JSS : Maître Symniacos, vous
avez fondé à Annecy un cabinet entièrement dédié à la défense du droit animal.
En quoi cela vous tenait-il à cœur ?
O.S. :
J’ai toujours été très sensible à la condition animale. En revanche, je n’ai
jamais rêvé d’être avocate. Pour pouvoir devenir associée du cabinet dans
lequel je pratiquais le droit des sociétés depuis plusieurs années, j’ai dû
devenir avocate ; j’ai souhaité faire de ce « concours de circonstances » une
opportunité pour servir concrètement la cause qui m’est la plus chère.
Olivia Symniacos
Le fait de ne pas être
attachée à la profession d’avocat m’a permis de me lancer, sans trop de
pression, le défi de créer un cabinet 100 % dédié à la pratique du droit animalier
dans lequel je m’épanouis pleinement depuis 2019.
JSS : Vous êtes par ailleurs
plutôt tournée vers le droit pénal et les problématiques de responsabilité
civile. Quels sont les cas de figure que vous rencontrez le plus souvent ?

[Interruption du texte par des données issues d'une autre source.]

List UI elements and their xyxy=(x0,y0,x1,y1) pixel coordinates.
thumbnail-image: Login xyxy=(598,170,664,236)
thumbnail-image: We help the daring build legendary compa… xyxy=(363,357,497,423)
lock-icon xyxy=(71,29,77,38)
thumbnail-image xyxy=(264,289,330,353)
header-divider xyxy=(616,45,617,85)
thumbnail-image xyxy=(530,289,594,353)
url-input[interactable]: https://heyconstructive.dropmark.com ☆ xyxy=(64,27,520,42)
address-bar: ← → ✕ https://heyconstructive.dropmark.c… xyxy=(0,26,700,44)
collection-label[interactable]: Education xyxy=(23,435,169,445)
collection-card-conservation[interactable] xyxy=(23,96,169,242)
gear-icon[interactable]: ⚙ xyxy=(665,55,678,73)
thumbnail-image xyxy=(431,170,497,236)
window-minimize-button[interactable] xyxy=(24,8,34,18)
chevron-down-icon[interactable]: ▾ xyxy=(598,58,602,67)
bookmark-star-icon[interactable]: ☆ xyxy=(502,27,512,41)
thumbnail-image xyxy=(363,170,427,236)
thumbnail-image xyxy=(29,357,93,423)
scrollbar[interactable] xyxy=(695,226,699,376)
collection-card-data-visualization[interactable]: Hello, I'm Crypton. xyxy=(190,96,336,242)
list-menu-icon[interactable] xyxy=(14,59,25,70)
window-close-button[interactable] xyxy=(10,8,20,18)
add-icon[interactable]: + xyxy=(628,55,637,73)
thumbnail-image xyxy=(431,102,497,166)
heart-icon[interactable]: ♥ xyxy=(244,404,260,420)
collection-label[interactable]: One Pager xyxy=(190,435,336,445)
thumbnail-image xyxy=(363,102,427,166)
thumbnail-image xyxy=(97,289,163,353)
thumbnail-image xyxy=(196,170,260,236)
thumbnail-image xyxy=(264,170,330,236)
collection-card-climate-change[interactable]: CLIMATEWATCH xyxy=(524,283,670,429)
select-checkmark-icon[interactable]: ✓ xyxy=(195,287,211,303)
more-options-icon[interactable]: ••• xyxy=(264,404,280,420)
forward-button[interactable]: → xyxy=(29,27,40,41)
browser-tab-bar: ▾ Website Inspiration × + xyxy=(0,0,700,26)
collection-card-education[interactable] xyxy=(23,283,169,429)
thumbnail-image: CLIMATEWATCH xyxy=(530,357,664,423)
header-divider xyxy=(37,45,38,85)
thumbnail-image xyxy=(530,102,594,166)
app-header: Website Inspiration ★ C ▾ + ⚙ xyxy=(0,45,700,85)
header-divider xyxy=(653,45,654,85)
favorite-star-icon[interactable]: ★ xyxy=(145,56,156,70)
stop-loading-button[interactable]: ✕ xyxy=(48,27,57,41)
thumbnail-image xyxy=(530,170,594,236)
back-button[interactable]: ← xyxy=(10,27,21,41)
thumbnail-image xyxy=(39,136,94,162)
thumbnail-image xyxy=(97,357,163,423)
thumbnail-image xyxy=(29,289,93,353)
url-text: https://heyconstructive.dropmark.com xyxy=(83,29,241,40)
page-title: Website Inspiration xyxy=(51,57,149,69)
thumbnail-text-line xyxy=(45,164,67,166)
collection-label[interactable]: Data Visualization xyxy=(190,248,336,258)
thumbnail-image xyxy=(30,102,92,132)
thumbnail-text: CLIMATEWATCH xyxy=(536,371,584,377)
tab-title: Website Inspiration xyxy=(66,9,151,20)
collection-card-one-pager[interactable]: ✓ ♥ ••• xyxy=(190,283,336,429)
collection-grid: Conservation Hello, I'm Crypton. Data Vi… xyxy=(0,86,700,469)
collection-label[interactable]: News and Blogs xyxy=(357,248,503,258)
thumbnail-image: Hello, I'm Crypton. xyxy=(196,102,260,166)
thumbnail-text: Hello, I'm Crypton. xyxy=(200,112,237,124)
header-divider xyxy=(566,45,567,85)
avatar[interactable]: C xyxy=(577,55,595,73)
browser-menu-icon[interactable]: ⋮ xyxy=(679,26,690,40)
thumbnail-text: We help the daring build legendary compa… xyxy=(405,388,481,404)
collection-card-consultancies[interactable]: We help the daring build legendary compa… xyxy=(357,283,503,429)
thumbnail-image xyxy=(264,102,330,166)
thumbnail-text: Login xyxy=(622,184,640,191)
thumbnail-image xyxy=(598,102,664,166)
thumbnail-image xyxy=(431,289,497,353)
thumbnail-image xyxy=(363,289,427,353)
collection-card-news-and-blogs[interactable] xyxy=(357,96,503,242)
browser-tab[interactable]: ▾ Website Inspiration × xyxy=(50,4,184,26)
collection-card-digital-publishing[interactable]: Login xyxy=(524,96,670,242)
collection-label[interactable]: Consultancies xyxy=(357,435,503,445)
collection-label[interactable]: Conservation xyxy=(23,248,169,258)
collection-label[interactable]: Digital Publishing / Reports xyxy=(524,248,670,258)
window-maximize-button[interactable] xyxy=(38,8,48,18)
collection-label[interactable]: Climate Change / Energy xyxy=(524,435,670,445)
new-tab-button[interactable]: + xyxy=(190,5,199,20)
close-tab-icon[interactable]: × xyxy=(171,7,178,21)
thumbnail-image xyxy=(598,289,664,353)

Comment pourraient-ils être évités ?
O.S. : En
matière de maltraitances, la majorité des dossiers concernent des faits de
mauvais traitements, soit de mauvaises conditions de vie imposées à des animaux
détenus par des particuliers ou des professionnels.
S’agissant des particuliers,
le certificat d’engagement et de connaissance mis en place par la loi du 30
novembre 2021, devrait permettre à chacun de mieux connaitre les besoins de
l’animal qu’il décide d’intégrer à sa famille et donc de les satisfaire.
S’agissant des
professionnels, ils ne peuvent plaider l’ignorance dans la mesure où ils sont
considérés comme des sachants.
Néanmoins, parfois, la
situation des animaux découle d’un problème social. Je pense notamment aux
éleveurs de bovins qui ont souvent du mal à demander de l’aide où à prendre la
décision de « lâcher » une exploitation souvent héritée de leurs parents. Sur
ces cas précis, c’est le suivi attentif des exploitations par les autorités
compétentes qui permet souvent d’éviter le pire, pour les animaux et pour
l’éleveur.
Même si leur médiatisation
pourrait laisser penser le contraire, les dossiers relatifs à des actes de
cruauté ne sont pas majoritaires devant le tribunal correctionnel. Pour ce qui
est de réduire ce type d’atteintes violentes aux animaux, je pense que la
pédagogie, notamment auprès des enfants, est un axe d’action essentiel. Une
répression ferme en est un autre.
Sur les questions de
responsabilité en lien avec les animaux, les cas sont très variés :
responsabilité des pensions ou personnes auxquelles sont confiés les animaux,
morsures de chien (sur animal ou humain), responsabilité des vétérinaires
(dossiers gérés en défense par Céline Peccavy).
JSS : Maître Peccavy, votre
activité (à Versailles) concerne principalement le droit de la vente des
animaux domestiques et l’assistance des vétérinaires impliqués dans un litige.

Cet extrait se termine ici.